The ball's horizontal position [tex]x[/tex] and vertical position [tex]y[/tex] at time [tex]t[/tex] are given by
[tex]x=v_0\cos\theta\,t[/tex]
[tex]y=v_0\sin\theta\,t-\dfrac g2t^2[/tex]
where [tex]v_0=45\,\dfrac{\rm m}{\rm s}[/tex], [tex]\theta=30^\circ[/tex], and [tex]g=9.80\,\dfrac{\rm m}{\mathrm s^2}[/tex]. The ball reaches the ground when [tex]y=0[/tex] at
[tex]0=v_0\sin\theta\,t-\dfrac g2t^2=\left(v_0\sin\theta-\dfrac g2t\right)t=0\implies t=\dfrac{2v_0\sin\theta}g[/tex]
(we don't care about [tex]t=0[/tex])
At this time, the ball's horizontal position is
[tex]v_0\cos\theta\left(\dfrac{2v_0\sin\theta}g\right)=\dfrac{{v_0}^2\sin2\theta}g[/tex]
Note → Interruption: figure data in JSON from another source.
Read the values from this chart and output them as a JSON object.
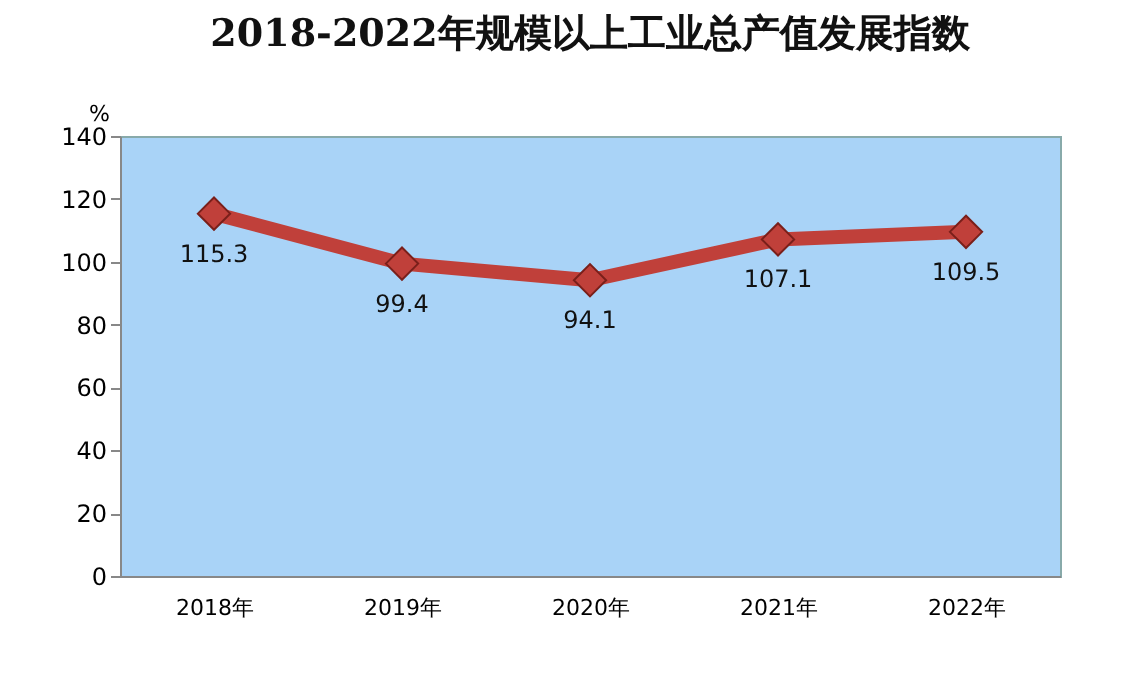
{
  "chart_data": {
    "type": "line",
    "title": "2018-2022年规模以上工业总产值发展指数",
    "ylabel": "%",
    "categories": [
      "2018年",
      "2019年",
      "2020年",
      "2021年",
      "2022年"
    ],
    "series": [
      {
        "color": "#c0403a",
        "values": [
          115.3,
          99.4,
          94.1,
          107.1,
          109.5
        ]
      }
    ],
    "ylim": [
      0,
      140
    ],
    "yticks": [
      0,
      20,
      40,
      60,
      80,
      100,
      120,
      140
    ],
    "grid": false,
    "data_labels": true,
    "marker": "diamond",
    "line_style": "solid"
  }
}
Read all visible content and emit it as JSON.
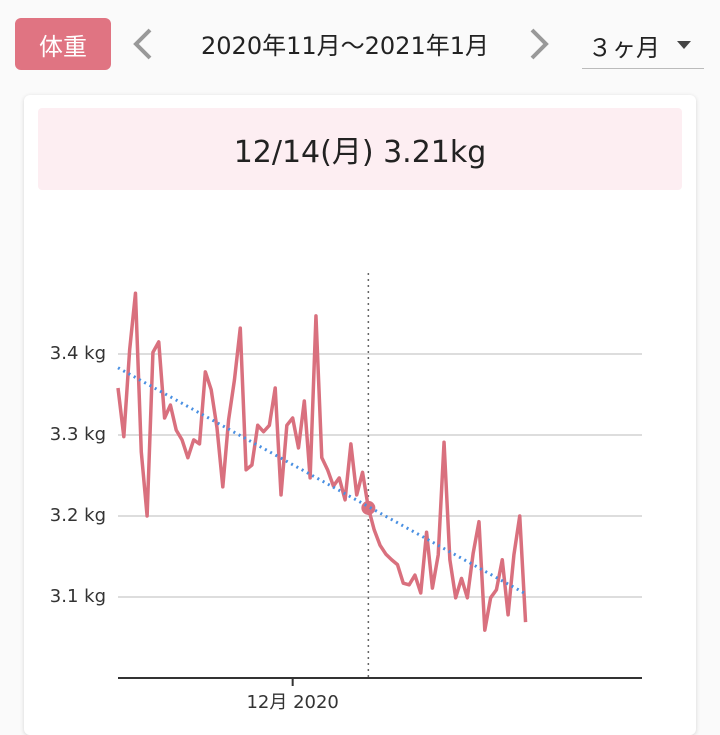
{
  "header": {
    "tab": "体重",
    "period": "2020年11月〜2021年1月",
    "range": "３ヶ月"
  },
  "summary": "12/14(月) 3.21kg",
  "chart_data": {
    "type": "line",
    "x": [
      -30,
      -29,
      -28,
      -27,
      -26,
      -25,
      -24,
      -23,
      -22,
      -21,
      -20,
      -19,
      -18,
      -17,
      -16,
      -15,
      -14,
      -13,
      -12,
      -11,
      -10,
      -9,
      -8,
      -7,
      -6,
      -5,
      -4,
      -3,
      -2,
      -1,
      0,
      1,
      2,
      3,
      4,
      5,
      6,
      7,
      8,
      9,
      10,
      11,
      12,
      13,
      14,
      15,
      16,
      17,
      18,
      19,
      20,
      21,
      22,
      23,
      24,
      25,
      26,
      27,
      28,
      29,
      30,
      31,
      32,
      33,
      34,
      35,
      36,
      37,
      38,
      39,
      40
    ],
    "series": [
      {
        "color": "#d9707e",
        "values": [
          3.358,
          3.298,
          3.405,
          3.475,
          3.279,
          3.2,
          3.402,
          3.415,
          3.321,
          3.337,
          3.306,
          3.294,
          3.272,
          3.294,
          3.289,
          3.378,
          3.356,
          3.309,
          3.236,
          3.319,
          3.368,
          3.432,
          3.257,
          3.263,
          3.312,
          3.304,
          3.312,
          3.358,
          3.226,
          3.312,
          3.321,
          3.284,
          3.342,
          3.247,
          3.447,
          3.272,
          3.257,
          3.237,
          3.247,
          3.22,
          3.289,
          3.226,
          3.254,
          3.21,
          3.183,
          3.164,
          3.153,
          3.146,
          3.14,
          3.117,
          3.115,
          3.127,
          3.105,
          3.18,
          3.111,
          3.152,
          3.291,
          3.146,
          3.099,
          3.123,
          3.099,
          3.154,
          3.193,
          3.059,
          3.099,
          3.109,
          3.146,
          3.078,
          3.152,
          3.2,
          3.069
        ]
      }
    ],
    "trend": {
      "color": "#4a90e2",
      "x": [
        -30,
        40
      ],
      "values": [
        3.383,
        3.104
      ]
    },
    "highlight_x": 13,
    "xlim": [
      -30,
      60
    ],
    "xticks": [
      {
        "value": 0,
        "label": "12月 2020"
      }
    ],
    "ylim": [
      3.0,
      3.5
    ],
    "yticks": [
      {
        "value": 3.1,
        "label": "3.1 kg"
      },
      {
        "value": 3.2,
        "label": "3.2 kg"
      },
      {
        "value": 3.3,
        "label": "3.3 kg"
      },
      {
        "value": 3.4,
        "label": "3.4 kg"
      }
    ],
    "grid": true
  }
}
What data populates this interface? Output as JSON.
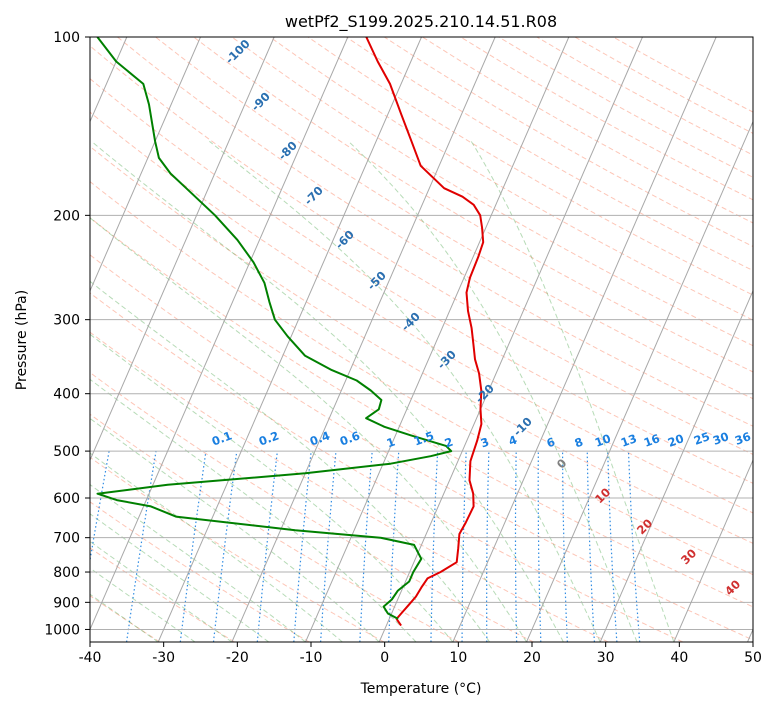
{
  "chart_data": {
    "type": "line",
    "title": "wetPf2_S199.2025.210.14.51.R08",
    "xlabel": "Temperature (°C)",
    "ylabel": "Pressure (hPa)",
    "x_ticks": [
      -40,
      -30,
      -20,
      -10,
      0,
      10,
      20,
      30,
      40,
      50
    ],
    "y_ticks": [
      100,
      200,
      300,
      400,
      500,
      600,
      700,
      800,
      900,
      1000
    ],
    "xlim": [
      -40,
      50
    ],
    "ylim": [
      1050,
      100
    ],
    "y_scale": "log",
    "grid": true,
    "skew_deg_per_decade": 35,
    "series": [
      {
        "color": "#e00000",
        "points": [
          [
            -37.5,
            100
          ],
          [
            -34.5,
            110
          ],
          [
            -31.5,
            120
          ],
          [
            -28.2,
            135
          ],
          [
            -25.2,
            150
          ],
          [
            -22.5,
            165
          ],
          [
            -18.0,
            180
          ],
          [
            -15.0,
            186
          ],
          [
            -13.0,
            192
          ],
          [
            -11.5,
            200
          ],
          [
            -10.5,
            210
          ],
          [
            -9.5,
            222
          ],
          [
            -9.3,
            235
          ],
          [
            -9.2,
            255
          ],
          [
            -8.8,
            270
          ],
          [
            -7.5,
            290
          ],
          [
            -6.0,
            310
          ],
          [
            -4.8,
            330
          ],
          [
            -3.7,
            350
          ],
          [
            -2.3,
            370
          ],
          [
            -1.0,
            395
          ],
          [
            0.0,
            425
          ],
          [
            1.0,
            450
          ],
          [
            1.4,
            480
          ],
          [
            1.7,
            520
          ],
          [
            2.7,
            560
          ],
          [
            4.0,
            590
          ],
          [
            4.8,
            620
          ],
          [
            4.7,
            660
          ],
          [
            4.5,
            690
          ],
          [
            5.2,
            730
          ],
          [
            5.8,
            770
          ],
          [
            4.2,
            800
          ],
          [
            2.8,
            820
          ],
          [
            2.5,
            850
          ],
          [
            2.3,
            880
          ],
          [
            1.8,
            910
          ],
          [
            1.3,
            940
          ],
          [
            1.0,
            960
          ],
          [
            2.0,
            985
          ]
        ]
      },
      {
        "color": "#008000",
        "points": [
          [
            -74.0,
            100
          ],
          [
            -70.0,
            110
          ],
          [
            -65.0,
            120
          ],
          [
            -63.0,
            130
          ],
          [
            -60.0,
            150
          ],
          [
            -58.5,
            160
          ],
          [
            -56.0,
            170
          ],
          [
            -53.0,
            180
          ],
          [
            -47.5,
            200
          ],
          [
            -43.0,
            220
          ],
          [
            -39.5,
            240
          ],
          [
            -36.8,
            260
          ],
          [
            -35.0,
            280
          ],
          [
            -33.2,
            300
          ],
          [
            -30.5,
            320
          ],
          [
            -27.0,
            345
          ],
          [
            -22.5,
            365
          ],
          [
            -18.5,
            380
          ],
          [
            -16.0,
            395
          ],
          [
            -14.0,
            410
          ],
          [
            -13.8,
            425
          ],
          [
            -15.0,
            440
          ],
          [
            -12.0,
            455
          ],
          [
            -8.0,
            470
          ],
          [
            -2.5,
            490
          ],
          [
            -1.5,
            500
          ],
          [
            -4.0,
            510
          ],
          [
            -9.0,
            525
          ],
          [
            -20.0,
            545
          ],
          [
            -38.0,
            570
          ],
          [
            -47.0,
            590
          ],
          [
            -44.0,
            605
          ],
          [
            -39.0,
            620
          ],
          [
            -35.0,
            645
          ],
          [
            -18.0,
            680
          ],
          [
            -6.0,
            700
          ],
          [
            -1.0,
            720
          ],
          [
            0.8,
            760
          ],
          [
            0.5,
            800
          ],
          [
            0.5,
            830
          ],
          [
            -0.5,
            860
          ],
          [
            -0.8,
            890
          ],
          [
            -1.5,
            915
          ],
          [
            -0.5,
            940
          ],
          [
            1.2,
            960
          ]
        ]
      }
    ],
    "dry_adiabat_labels": [
      "-100",
      "-90",
      "-80",
      "-70",
      "-60",
      "-50",
      "-40",
      "-30",
      "-20",
      "-10"
    ],
    "moist_adiabat_labels": [
      "0",
      "10",
      "20",
      "30",
      "40"
    ],
    "mixing_ratio_labels": [
      "0.1",
      "0.2",
      "0.4",
      "0.6",
      "1",
      "1.5",
      "2",
      "3",
      "4",
      "6",
      "8",
      "10",
      "13",
      "16",
      "20",
      "25",
      "30",
      "36"
    ]
  }
}
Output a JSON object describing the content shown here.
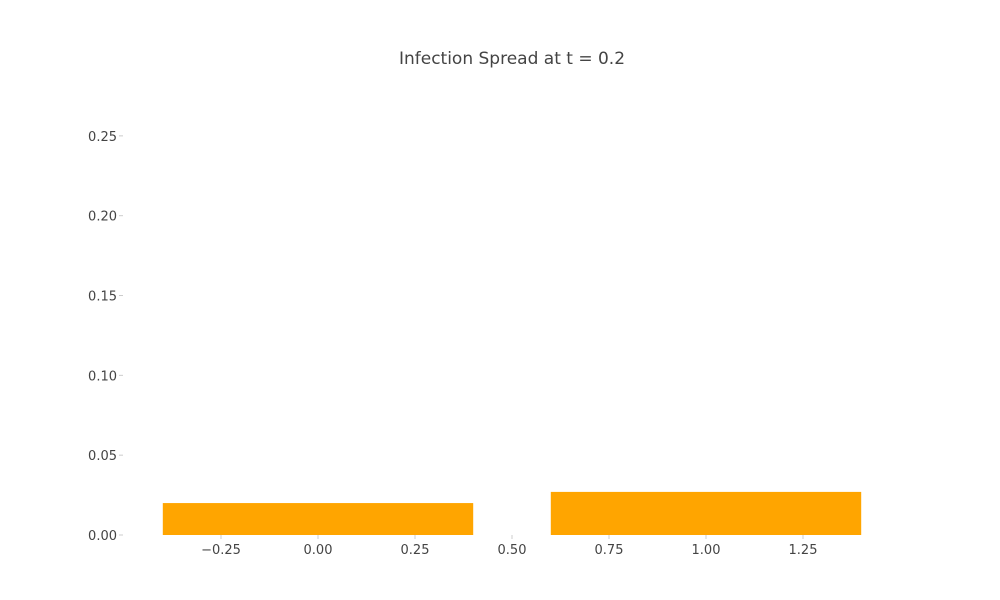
{
  "chart_data": {
    "type": "bar",
    "title": "Infection Spread at t = 0.2",
    "xlabel": "",
    "ylabel": "",
    "x": [
      0,
      1
    ],
    "values": [
      0.02,
      0.027
    ],
    "bar_width": 0.8,
    "xlim": [
      -0.5,
      1.5
    ],
    "ylim": [
      0,
      0.29
    ],
    "xticks": [
      -0.25,
      0.0,
      0.25,
      0.5,
      0.75,
      1.0,
      1.25
    ],
    "xtick_labels": [
      "−0.25",
      "0.00",
      "0.25",
      "0.50",
      "0.75",
      "1.00",
      "1.25"
    ],
    "yticks": [
      0.0,
      0.05,
      0.1,
      0.15,
      0.2,
      0.25
    ],
    "ytick_labels": [
      "0.00",
      "0.05",
      "0.10",
      "0.15",
      "0.20",
      "0.25"
    ],
    "grid": false,
    "bar_color": "#FFA500"
  }
}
which you might recognize as the range formula. With the known parameters, the ball thus traverses a range of
[tex]\dfrac{\left(45\,\frac{\rm m}{\rm s}\right)^2\sin60^\circ}{9.8\,\frac{\rm m}{\mathrm s^2}}\approx180\,\rm m[/tex]